Novo Estatuto entra em vigor em 1 de maio

De acordo com novo estatuto publicado pelo Diário da República, animais vão deixar de ser tratados como “coisas” e serão tratados como seres vivos dotados de sensibilidade.

A legislação que tem previsão para entrar em vigor no dia 01 de maio, altera o Código Civil, é resultado dos projetos de lei do PS, PAN, PSD e BE. Em um trecho da lei, está escrito que os animais são “seres vivos dotados de sensibilidade e objeto de proteção jurídica”. Ao mesmo tempo, prevê que os animais de companhia são responsabilidade de seus tutores: “confiados a um ou a ambos os cônjuges, considerando, nomeadamente, os interesses de cada um dos cônjuges e dos filhos do casal e também o bem-estar do animal”.

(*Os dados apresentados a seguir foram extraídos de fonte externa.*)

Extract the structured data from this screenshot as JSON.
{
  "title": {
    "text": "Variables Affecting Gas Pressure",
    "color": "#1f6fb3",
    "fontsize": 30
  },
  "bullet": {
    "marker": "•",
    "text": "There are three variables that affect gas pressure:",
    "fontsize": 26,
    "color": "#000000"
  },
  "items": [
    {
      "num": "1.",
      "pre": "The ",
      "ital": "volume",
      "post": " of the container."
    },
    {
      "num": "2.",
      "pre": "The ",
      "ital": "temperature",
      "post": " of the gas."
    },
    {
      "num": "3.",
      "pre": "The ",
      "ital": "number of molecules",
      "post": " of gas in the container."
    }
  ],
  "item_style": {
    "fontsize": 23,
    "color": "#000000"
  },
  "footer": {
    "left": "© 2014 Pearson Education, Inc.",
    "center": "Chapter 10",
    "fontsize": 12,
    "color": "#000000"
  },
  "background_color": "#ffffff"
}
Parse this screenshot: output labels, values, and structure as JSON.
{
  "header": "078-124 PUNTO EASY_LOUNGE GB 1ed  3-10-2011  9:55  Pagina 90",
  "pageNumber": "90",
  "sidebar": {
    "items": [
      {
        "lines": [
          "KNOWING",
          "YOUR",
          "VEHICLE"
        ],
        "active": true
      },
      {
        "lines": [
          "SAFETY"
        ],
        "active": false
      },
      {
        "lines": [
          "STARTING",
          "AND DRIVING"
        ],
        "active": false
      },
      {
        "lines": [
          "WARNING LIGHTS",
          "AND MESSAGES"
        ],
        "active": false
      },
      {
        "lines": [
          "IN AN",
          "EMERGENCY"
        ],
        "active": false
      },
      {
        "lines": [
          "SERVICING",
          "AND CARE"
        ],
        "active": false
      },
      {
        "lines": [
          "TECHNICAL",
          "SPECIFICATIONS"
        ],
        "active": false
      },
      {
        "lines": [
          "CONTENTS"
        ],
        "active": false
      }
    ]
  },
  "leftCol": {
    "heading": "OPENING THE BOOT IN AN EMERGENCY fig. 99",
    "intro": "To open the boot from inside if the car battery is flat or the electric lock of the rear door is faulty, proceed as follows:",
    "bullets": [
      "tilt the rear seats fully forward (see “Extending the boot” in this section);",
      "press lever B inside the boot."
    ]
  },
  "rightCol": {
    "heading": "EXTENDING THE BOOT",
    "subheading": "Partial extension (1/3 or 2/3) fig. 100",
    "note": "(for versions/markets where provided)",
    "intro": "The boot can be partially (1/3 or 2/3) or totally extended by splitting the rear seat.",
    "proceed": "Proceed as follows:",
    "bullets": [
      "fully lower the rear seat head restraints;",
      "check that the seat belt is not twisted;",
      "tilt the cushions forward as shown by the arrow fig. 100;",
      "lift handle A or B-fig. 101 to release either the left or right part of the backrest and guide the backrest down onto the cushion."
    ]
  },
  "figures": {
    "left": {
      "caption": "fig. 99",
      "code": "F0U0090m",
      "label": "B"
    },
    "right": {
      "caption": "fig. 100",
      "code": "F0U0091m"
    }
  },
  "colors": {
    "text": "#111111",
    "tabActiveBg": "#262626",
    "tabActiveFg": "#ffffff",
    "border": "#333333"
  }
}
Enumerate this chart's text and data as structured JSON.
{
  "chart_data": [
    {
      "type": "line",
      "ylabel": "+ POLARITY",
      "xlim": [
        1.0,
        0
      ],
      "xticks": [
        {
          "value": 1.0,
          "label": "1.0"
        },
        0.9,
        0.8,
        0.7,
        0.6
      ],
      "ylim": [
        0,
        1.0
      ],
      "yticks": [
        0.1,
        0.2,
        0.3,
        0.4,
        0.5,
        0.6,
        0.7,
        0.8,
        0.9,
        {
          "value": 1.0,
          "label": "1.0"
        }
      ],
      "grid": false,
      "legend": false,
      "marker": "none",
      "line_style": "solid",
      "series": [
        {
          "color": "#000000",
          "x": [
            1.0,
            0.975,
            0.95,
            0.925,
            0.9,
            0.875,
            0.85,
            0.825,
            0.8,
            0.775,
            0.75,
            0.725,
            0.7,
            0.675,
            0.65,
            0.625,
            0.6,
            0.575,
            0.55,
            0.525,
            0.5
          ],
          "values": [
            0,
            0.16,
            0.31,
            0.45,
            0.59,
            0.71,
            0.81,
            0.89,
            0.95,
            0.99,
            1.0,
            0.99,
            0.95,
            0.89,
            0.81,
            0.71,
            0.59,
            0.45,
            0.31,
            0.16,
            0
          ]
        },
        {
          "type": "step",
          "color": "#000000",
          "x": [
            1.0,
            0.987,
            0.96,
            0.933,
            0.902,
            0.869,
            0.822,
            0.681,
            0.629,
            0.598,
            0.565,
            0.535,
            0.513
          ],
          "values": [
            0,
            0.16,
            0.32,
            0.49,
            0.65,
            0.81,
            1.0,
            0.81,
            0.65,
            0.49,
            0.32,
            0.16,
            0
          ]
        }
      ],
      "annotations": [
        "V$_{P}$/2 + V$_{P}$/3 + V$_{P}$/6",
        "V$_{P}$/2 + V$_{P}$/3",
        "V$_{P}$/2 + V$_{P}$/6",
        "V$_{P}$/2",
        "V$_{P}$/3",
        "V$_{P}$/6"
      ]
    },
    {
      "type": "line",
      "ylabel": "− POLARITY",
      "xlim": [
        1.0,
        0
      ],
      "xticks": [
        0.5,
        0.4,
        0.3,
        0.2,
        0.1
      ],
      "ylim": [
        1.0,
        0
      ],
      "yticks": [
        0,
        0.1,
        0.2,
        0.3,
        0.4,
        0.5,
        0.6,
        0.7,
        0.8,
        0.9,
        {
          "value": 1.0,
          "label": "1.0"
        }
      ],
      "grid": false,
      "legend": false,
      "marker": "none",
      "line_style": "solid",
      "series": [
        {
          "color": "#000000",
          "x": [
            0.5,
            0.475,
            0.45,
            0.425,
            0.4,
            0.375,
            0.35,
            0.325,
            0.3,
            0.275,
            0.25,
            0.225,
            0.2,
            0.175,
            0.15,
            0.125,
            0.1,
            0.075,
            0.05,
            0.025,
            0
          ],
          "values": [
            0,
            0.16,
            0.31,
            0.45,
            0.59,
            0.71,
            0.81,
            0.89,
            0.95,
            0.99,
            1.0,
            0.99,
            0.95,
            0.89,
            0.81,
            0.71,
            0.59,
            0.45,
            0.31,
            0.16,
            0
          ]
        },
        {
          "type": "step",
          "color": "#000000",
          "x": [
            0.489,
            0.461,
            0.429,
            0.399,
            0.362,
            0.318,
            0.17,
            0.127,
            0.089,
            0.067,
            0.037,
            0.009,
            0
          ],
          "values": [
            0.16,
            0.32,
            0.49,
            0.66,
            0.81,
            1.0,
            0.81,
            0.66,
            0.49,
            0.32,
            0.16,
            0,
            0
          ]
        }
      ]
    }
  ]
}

A lei também determina que aqueles que agredirem um animal, estão sujeitos a uma indenização para o responsável pelo animal: “obrigado a indenizar o seu tutor ou os indivíduos ou entidades que tenham procedido ao seu socorro pelas despesas em que tenham incorrido para o seu tratamento”. A indenização é devida mesmo que “as despesas se computem numa quantia superior ao valor monetário que possa ser atribuído ao animal”.

Para quem sequestrar um animal ou se apropriar deste ilegalmente, o estatuto jurídico dos animais define ainda uma pena de prisão até três anos ou uma multa.

Nota da Redação: a ANDA, como defensora de toda forma de vida, esclarece que é necessário que todos os animais sejam considerados sujeitos de direito, não apenas os animais domésticos. A mudança na forma como os animais são vistos juridicamente é importante, pois faz com que seja possível criar legislações eficazes, que os ajudem a se libertar das práticas exploratórias, da morte e dos maus-tratos impostos pelos seres humanos. Partindo do pressuposto de que toda vida tem o mesmo valor e de que todos animais são sencientes, ou seja, todos sentem e sofrem, é urgente que as alterações na lei que visam trazer à tona o direito a considerá-los como sujeitos de direito não sejam especistas e beneficiem todos os animais sem distinção.